Soulagement. Nicole retrouva un peu son sang-froid, tandis que les jeux redémarraient de plus belle à l’arrière.

– Bon, calmez-vous maintenant. Je n’en ai pas pour longtemps, je dois juste passer à la bibliothèque pour rendre ces livres. Alors vous m’attendez gentiment et vous ne faites pas les fous, hein ? Stéphane, je compte sur toi.

Les enfants lui accordèrent enfin un peu d’attention.

– On peut pas venir avec toi, maman ?

– Mais bien sûr, après le cirque que vous venez de faire !

– Non, mais s’te plaît m’man, on f’ra pas de bruit.

– Non, c’est non, vous n’avez pas été sages.

– C’est vrai madame, on f’ra pas de bruit, c’est promis et j’ai jamais vu la grande bibliothèque moi…

– Ouais, moi non plus.

– Allez, s’il te plaît maman chérie que j’aime beaucoup…

Silence suspendu aux lèvres de Nicole qui ne put réprimer un sourire.

Silence de la victoire.

– Alors je vous préviens, vous avez intérêt de vous tenir à carreau tous les trois, sinon je ne vous emmène plus en voiture avec moi.

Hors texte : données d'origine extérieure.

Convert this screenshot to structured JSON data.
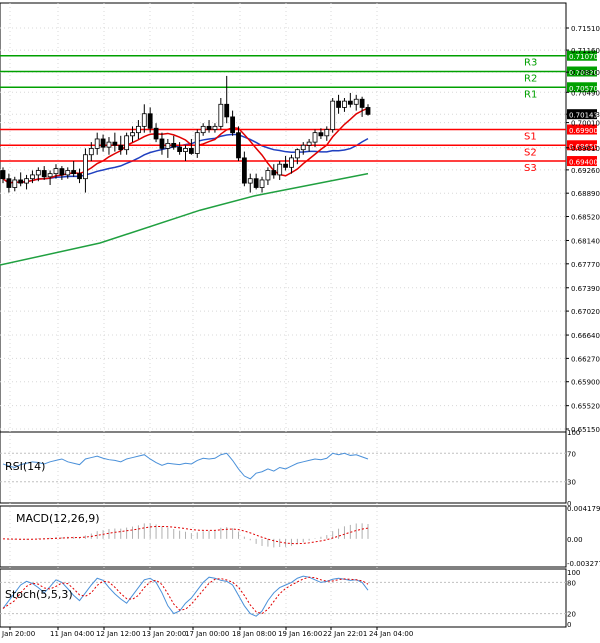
{
  "chart_data": [
    {
      "type": "candlestick",
      "panel": "price",
      "y_ticks": [
        "0.71510",
        "0.71160",
        "0.70810",
        "0.70490",
        "0.70143",
        "0.70010",
        "0.69610",
        "0.69260",
        "0.68890",
        "0.68520",
        "0.68140",
        "0.67770",
        "0.67390",
        "0.67020",
        "0.66640",
        "0.66270",
        "0.65900",
        "0.65520",
        "0.65150"
      ],
      "current_price": "0.70143",
      "levels": [
        {
          "name": "R3",
          "value": "0.71070",
          "role": "resistance"
        },
        {
          "name": "R2",
          "value": "0.70820",
          "role": "resistance"
        },
        {
          "name": "R1",
          "value": "0.70570",
          "role": "resistance"
        },
        {
          "name": "S1",
          "value": "0.69900",
          "role": "support"
        },
        {
          "name": "S2",
          "value": "0.69650",
          "role": "support"
        },
        {
          "name": "S3",
          "value": "0.69400",
          "role": "support"
        }
      ],
      "x_ticks": [
        "Jan 20:00",
        "11 Jan 04:00",
        "12 Jan 12:00",
        "13 Jan 20:00",
        "17 Jan 00:00",
        "18 Jan 08:00",
        "19 Jan 16:00",
        "22 Jan 22:01",
        "24 Jan 04:00"
      ],
      "candles_ohlc": [
        [
          0.6925,
          0.693,
          0.6905,
          0.6912
        ],
        [
          0.6912,
          0.692,
          0.689,
          0.6898
        ],
        [
          0.6898,
          0.6915,
          0.6892,
          0.691
        ],
        [
          0.691,
          0.6922,
          0.69,
          0.6905
        ],
        [
          0.6905,
          0.6918,
          0.6895,
          0.6912
        ],
        [
          0.6912,
          0.6925,
          0.6905,
          0.6918
        ],
        [
          0.6918,
          0.693,
          0.6908,
          0.6925
        ],
        [
          0.6925,
          0.6932,
          0.691,
          0.6915
        ],
        [
          0.6915,
          0.6925,
          0.6902,
          0.692
        ],
        [
          0.692,
          0.6935,
          0.6912,
          0.6928
        ],
        [
          0.6928,
          0.6932,
          0.691,
          0.6918
        ],
        [
          0.6918,
          0.693,
          0.6912,
          0.6925
        ],
        [
          0.6925,
          0.694,
          0.6915,
          0.692
        ],
        [
          0.692,
          0.6928,
          0.6905,
          0.6912
        ],
        [
          0.6912,
          0.696,
          0.689,
          0.695
        ],
        [
          0.695,
          0.697,
          0.694,
          0.696
        ],
        [
          0.696,
          0.6985,
          0.695,
          0.6975
        ],
        [
          0.6975,
          0.6982,
          0.6955,
          0.6962
        ],
        [
          0.6962,
          0.6978,
          0.695,
          0.697
        ],
        [
          0.697,
          0.6985,
          0.6955,
          0.6965
        ],
        [
          0.6965,
          0.698,
          0.695,
          0.6958
        ],
        [
          0.6958,
          0.6985,
          0.695,
          0.698
        ],
        [
          0.698,
          0.6995,
          0.697,
          0.6985
        ],
        [
          0.6985,
          0.7005,
          0.6975,
          0.6995
        ],
        [
          0.6995,
          0.703,
          0.6985,
          0.7015
        ],
        [
          0.7015,
          0.7025,
          0.6985,
          0.6992
        ],
        [
          0.6992,
          0.7,
          0.697,
          0.6975
        ],
        [
          0.6975,
          0.6985,
          0.695,
          0.696
        ],
        [
          0.696,
          0.6975,
          0.6945,
          0.6968
        ],
        [
          0.6968,
          0.698,
          0.6958,
          0.6962
        ],
        [
          0.6962,
          0.697,
          0.695,
          0.6955
        ],
        [
          0.6955,
          0.6965,
          0.694,
          0.696
        ],
        [
          0.696,
          0.6975,
          0.695,
          0.6952
        ],
        [
          0.6952,
          0.699,
          0.6945,
          0.6985
        ],
        [
          0.6985,
          0.7,
          0.698,
          0.6995
        ],
        [
          0.6995,
          0.7005,
          0.6985,
          0.699
        ],
        [
          0.699,
          0.7,
          0.6985,
          0.6995
        ],
        [
          0.6995,
          0.704,
          0.699,
          0.703
        ],
        [
          0.703,
          0.7075,
          0.7,
          0.701
        ],
        [
          0.701,
          0.702,
          0.698,
          0.6985
        ],
        [
          0.6985,
          0.6995,
          0.694,
          0.6945
        ],
        [
          0.6945,
          0.6955,
          0.69,
          0.6905
        ],
        [
          0.6905,
          0.692,
          0.689,
          0.6912
        ],
        [
          0.6912,
          0.692,
          0.6895,
          0.6898
        ],
        [
          0.6898,
          0.6915,
          0.689,
          0.691
        ],
        [
          0.691,
          0.693,
          0.6902,
          0.6925
        ],
        [
          0.6925,
          0.6935,
          0.6912,
          0.6918
        ],
        [
          0.6918,
          0.694,
          0.691,
          0.6935
        ],
        [
          0.6935,
          0.6948,
          0.6925,
          0.693
        ],
        [
          0.693,
          0.695,
          0.692,
          0.6945
        ],
        [
          0.6945,
          0.696,
          0.6935,
          0.6958
        ],
        [
          0.6958,
          0.697,
          0.695,
          0.6965
        ],
        [
          0.6965,
          0.6975,
          0.6955,
          0.697
        ],
        [
          0.697,
          0.699,
          0.6962,
          0.6985
        ],
        [
          0.6985,
          0.6992,
          0.6975,
          0.698
        ],
        [
          0.698,
          0.6995,
          0.6972,
          0.699
        ],
        [
          0.699,
          0.704,
          0.6985,
          0.7035
        ],
        [
          0.7035,
          0.7045,
          0.7015,
          0.7025
        ],
        [
          0.7025,
          0.704,
          0.7018,
          0.7035
        ],
        [
          0.7035,
          0.7048,
          0.7025,
          0.703
        ],
        [
          0.703,
          0.7045,
          0.702,
          0.7038
        ],
        [
          0.7038,
          0.7042,
          0.701,
          0.7025
        ],
        [
          0.7025,
          0.703,
          0.7012,
          0.7014
        ]
      ]
    },
    {
      "type": "line",
      "panel": "indicator",
      "label": "RSI(14)",
      "y_ticks": [
        "100",
        "70",
        "30",
        "0"
      ],
      "values": [
        55,
        52,
        50,
        54,
        56,
        58,
        57,
        55,
        58,
        60,
        62,
        58,
        56,
        54,
        62,
        64,
        66,
        63,
        61,
        60,
        58,
        62,
        64,
        66,
        68,
        62,
        57,
        53,
        56,
        55,
        54,
        56,
        55,
        60,
        63,
        62,
        63,
        68,
        70,
        60,
        48,
        38,
        34,
        42,
        44,
        48,
        45,
        50,
        48,
        52,
        56,
        58,
        60,
        62,
        61,
        63,
        70,
        68,
        70,
        67,
        68,
        65,
        62
      ]
    },
    {
      "type": "bar",
      "panel": "indicator",
      "label": "MACD(12,26,9)",
      "y_ticks": [
        "0.004179",
        "0.00",
        "-0.003277"
      ]
    },
    {
      "type": "line",
      "panel": "indicator",
      "label": "Stoch(5,5,3)",
      "y_ticks": [
        "100",
        "80",
        "20",
        "0"
      ],
      "values": [
        30,
        45,
        60,
        75,
        82,
        78,
        70,
        60,
        72,
        85,
        80,
        68,
        55,
        45,
        60,
        75,
        88,
        84,
        70,
        58,
        48,
        40,
        55,
        70,
        85,
        88,
        80,
        60,
        35,
        20,
        25,
        40,
        50,
        65,
        80,
        90,
        88,
        84,
        82,
        75,
        55,
        35,
        20,
        15,
        25,
        45,
        60,
        70,
        75,
        80,
        88,
        92,
        90,
        85,
        80,
        82,
        86,
        88,
        86,
        84,
        85,
        80,
        65
      ]
    }
  ],
  "colors": {
    "resistance": "#00a000",
    "support": "#ff0000",
    "ma_fast": "#e00000",
    "ma_mid": "#2040c0",
    "ma_slow": "#20a040",
    "rsi": "#4a90d9",
    "macd_signal": "#e00000",
    "stoch_signal": "#e00000",
    "stoch_main": "#4a90d9"
  }
}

Et Hubert et Claude ne viendront pas à la maison de toute la semaine. C’est vu, Stéphane ?

Explosion de joie générale.

– Vous aussi, vous avez compris ?

– Oui, on s’ra sage !

– Bon, allez, dépêchez-vous, il est déjà six heures et ça va bientôt fermer.

Nicole sortit de la voiture, avec ses deux livres et ses trois polissons et tous se dirigèrent vers la bibliothèque qui se trouvait au coin de la rue. Le trio infernal se tint à peu près sage jusqu’à la porte principale, entre éclats de rires étouffés et chatouillements discrets.